Doctors’ Association had said its members would not treat COVID-19 cases due to mental and physical fatigue
A day after the Doctors’ Association in Nashik said its members would not treat COVID-19 cases citing “public pressure” and “mental and physical fatigue”, District Collector Suraj Mandhare on Wednesday sternly warned that the administration could prosecute doctors, should they take any unconstitutional step.
Around 200 private doctors in the Doctors’ Association had written to Chief Minister Uddhav Thackeray stating that on account of mounting public pressure, they could not cope with responsibility for treating COVID-19 patients any more, and asked to be allowed to attend to non-COVID-19 patients instead.
The Association, in its letter, had said that as cases were steadily coming down in Nashik, government medical facilities were more than capable of handling the reduced case load, and that they were willing to offer their services in the event of a resurgence of the pandemic.
However, the Nashik district administration, including the Nashik Municipal Corporation, has criticised the Doctors’ Association for writing directly to the Chief Minister with its request.
“This [private doctors not wanting to treat COVID-19 patients] is not a correct stance adopted by these doctors. As per government regulations, 80% of the beds have been requisitioned for treatment of COVID-19 patients. If doctors in private hospitals are facing problems or have concerns in terms of facing pressure for kin of patients, then they can convey the same to us. The Mayor and I have all the necessary powers for an inquiry should a serious situation arise. But, the Association cannot take such an improper step as turning away patients,” Mr. Mandhare said.
He said that he had contacted the private Doctors’ Association and told them clearly said that their stated position of not admitting COVID-19 patients was not right and that they could face action if patients were sent away. The Association had said that they would not be admitting patients from June 2 onwards.

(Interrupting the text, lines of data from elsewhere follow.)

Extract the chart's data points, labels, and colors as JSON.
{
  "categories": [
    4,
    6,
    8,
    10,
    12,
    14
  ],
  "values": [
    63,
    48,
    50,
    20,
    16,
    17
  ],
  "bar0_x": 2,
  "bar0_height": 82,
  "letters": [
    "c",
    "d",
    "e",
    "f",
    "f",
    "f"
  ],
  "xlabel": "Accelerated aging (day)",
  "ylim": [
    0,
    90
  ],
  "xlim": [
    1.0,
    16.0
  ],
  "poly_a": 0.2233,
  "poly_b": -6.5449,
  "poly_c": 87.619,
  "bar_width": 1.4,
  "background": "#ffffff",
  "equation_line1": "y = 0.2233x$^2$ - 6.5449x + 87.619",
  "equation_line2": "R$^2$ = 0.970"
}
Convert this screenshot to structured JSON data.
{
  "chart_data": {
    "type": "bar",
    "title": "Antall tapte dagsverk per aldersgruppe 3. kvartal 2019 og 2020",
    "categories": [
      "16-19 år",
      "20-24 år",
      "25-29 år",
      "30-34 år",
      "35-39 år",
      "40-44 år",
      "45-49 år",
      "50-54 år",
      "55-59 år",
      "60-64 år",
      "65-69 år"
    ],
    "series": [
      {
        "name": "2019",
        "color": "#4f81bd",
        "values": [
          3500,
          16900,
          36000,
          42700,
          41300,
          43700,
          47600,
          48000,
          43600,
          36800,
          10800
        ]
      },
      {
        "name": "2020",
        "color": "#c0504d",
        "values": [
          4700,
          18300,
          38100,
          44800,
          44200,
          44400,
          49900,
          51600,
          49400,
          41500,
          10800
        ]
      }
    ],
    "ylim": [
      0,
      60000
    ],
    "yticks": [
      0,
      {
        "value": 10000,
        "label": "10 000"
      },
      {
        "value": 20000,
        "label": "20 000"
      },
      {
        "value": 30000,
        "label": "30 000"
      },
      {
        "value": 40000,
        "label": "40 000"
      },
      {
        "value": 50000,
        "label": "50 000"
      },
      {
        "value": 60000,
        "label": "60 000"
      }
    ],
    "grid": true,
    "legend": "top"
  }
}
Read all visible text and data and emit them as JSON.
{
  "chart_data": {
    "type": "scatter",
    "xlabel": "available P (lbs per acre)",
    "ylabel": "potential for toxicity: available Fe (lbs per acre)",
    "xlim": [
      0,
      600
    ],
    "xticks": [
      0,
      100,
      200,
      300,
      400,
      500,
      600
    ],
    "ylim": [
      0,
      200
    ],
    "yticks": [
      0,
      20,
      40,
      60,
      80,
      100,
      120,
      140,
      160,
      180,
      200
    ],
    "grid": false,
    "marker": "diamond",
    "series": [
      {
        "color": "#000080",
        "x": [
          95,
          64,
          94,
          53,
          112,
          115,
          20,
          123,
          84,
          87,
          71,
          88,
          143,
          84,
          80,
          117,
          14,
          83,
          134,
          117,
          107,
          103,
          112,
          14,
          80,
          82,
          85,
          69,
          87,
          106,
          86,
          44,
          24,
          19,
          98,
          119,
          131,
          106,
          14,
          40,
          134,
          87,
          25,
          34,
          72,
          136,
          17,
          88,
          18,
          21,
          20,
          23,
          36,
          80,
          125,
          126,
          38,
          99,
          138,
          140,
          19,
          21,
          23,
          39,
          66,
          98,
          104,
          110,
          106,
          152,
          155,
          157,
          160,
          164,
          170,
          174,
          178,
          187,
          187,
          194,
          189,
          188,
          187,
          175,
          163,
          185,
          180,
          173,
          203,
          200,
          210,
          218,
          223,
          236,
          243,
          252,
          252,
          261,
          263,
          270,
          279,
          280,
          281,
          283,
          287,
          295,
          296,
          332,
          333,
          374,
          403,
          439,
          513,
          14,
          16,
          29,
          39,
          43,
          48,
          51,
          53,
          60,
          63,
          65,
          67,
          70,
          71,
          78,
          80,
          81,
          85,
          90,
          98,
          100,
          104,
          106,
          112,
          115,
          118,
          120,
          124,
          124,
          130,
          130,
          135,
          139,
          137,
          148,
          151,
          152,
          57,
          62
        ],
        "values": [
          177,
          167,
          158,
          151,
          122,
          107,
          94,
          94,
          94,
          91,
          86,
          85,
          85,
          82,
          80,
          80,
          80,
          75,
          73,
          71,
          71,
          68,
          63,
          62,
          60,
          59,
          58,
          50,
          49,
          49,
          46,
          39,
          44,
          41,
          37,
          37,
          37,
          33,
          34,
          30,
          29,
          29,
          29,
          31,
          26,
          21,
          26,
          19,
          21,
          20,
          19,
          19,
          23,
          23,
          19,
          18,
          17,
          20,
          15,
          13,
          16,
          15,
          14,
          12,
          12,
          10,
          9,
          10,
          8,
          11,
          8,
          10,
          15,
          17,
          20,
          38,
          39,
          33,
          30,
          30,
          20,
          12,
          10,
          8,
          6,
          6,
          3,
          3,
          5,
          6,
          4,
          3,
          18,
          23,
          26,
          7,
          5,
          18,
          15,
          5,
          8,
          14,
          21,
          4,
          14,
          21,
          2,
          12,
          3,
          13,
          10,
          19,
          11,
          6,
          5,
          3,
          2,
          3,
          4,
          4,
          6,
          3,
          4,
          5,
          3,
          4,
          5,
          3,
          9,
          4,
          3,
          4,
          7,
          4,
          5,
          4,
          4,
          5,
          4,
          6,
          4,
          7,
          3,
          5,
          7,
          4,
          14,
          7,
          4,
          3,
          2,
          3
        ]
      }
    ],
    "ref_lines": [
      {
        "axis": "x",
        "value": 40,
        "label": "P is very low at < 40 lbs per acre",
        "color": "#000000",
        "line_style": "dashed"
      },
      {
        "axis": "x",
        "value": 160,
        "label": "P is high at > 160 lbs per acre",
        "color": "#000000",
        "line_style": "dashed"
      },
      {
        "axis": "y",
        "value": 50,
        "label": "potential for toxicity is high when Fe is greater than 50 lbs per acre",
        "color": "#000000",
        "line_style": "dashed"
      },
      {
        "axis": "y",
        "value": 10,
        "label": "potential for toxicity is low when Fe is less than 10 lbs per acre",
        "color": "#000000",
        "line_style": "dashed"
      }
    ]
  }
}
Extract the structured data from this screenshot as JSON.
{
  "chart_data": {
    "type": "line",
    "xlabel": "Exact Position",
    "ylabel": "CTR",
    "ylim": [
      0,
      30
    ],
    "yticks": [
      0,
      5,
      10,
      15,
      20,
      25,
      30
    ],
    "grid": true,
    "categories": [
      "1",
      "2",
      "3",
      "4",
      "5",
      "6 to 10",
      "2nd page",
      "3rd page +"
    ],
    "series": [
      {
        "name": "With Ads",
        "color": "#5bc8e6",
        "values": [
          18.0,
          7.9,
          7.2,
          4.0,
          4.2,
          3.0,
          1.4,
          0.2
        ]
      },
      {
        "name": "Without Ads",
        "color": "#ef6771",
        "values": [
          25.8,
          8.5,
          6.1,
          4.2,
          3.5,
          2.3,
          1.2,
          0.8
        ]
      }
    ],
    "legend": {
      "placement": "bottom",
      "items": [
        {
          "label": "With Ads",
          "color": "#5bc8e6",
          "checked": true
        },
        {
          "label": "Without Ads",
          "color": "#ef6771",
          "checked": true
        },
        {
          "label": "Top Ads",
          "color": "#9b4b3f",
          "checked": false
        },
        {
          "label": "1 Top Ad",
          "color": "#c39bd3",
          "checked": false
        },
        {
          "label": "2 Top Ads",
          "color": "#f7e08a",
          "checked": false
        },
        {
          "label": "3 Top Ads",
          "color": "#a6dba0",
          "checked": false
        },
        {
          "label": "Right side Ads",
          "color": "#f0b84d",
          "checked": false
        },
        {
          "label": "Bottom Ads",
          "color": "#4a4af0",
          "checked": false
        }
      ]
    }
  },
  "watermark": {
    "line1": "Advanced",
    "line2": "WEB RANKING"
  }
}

Likewise, Nashik Mayor Satish Kulkarni further warned that strict action would be taken against those hospitals found guilty of overcharging patients.
From more than 35,000 active cases in the beginning of April, the active case tally in the district, which had been reporting a daily average surge of 2,500-3,000 cases, has now declined to a little over 8,000 cases. The district has reported nearly 4,800 deaths since the beginning of the pandemic last year.